When Roche sold Genentech shares to the public in 1999, the Swiss franc traded around 63 cents to the U.S. dollar. In July, when the Swiss firm made its bid, the Swiss franc traded at near parity to the dollar, at approximately 98 cents.

Genentech is rejecting the bid for the time being on the grounds that it would undervalue the company.

Belgian firm InBev’s $52 billion takeover of American brand Anheuser-Busch was also pushed in large part by the higher buying power of the euro. Lower market valuation also played into the deal.

Other bastions of Americanism have been swept in a trend of foreign buyouts. SWFs based in Gulf oil economy United Arab Emirates, one of the world’s six highest users of SWFs, purchased the Chrysler Building this summer, as well as multi-billion dollar stakes in Citigroup and Merrill Lynch over the past nine months.

And in June, Chinese SWF State Administration of State Exchange (SAFE) committed to a $2.5 billion stake in Texas-based private equity fund TPG.
An estimated $2 billion to $3 billion is tied up in SWFs worldwide.
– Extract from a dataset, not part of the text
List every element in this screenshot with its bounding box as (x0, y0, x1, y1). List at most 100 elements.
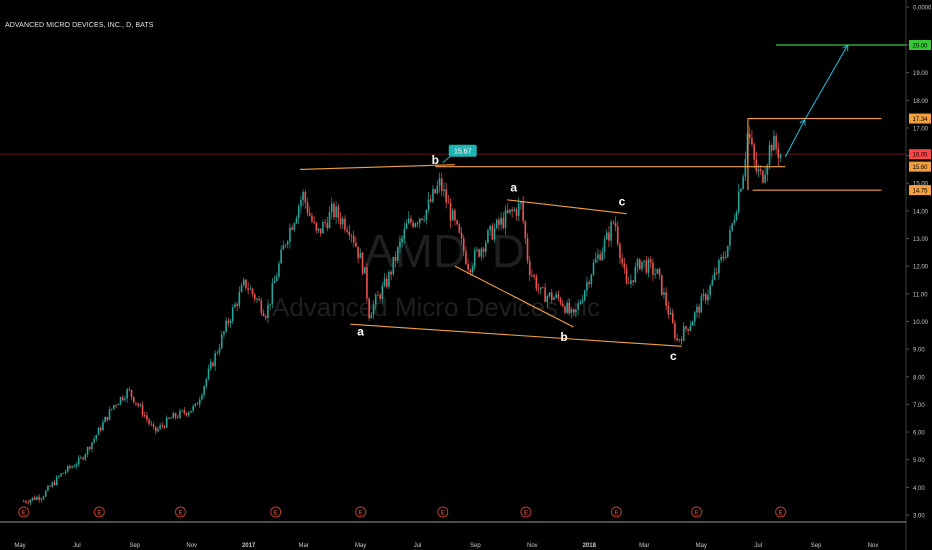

This amount is estimated to increase to the $6 trillion to $10 trillion over the next five years.

Opinion & Analysis: Foreign buyouts but part of a cycle

The buyouts of American holdings are being met with populist alarm by some, reminiscent of the Japanese buying spree in the United States in the early 1990s. But in his 2007 letter to Berkshire Hathaway shareholders, investment guru Warren Buffett, chairman and CEO of the conglomerate, pointed out that like economies, investment trends are cyclic. “There’s been much talk recently of sovereign wealth funds and how they are buying large pieces of American businesses … When we force-feed $2 billion daily to the rest of the world, they must invest in something here,” Buffet writes.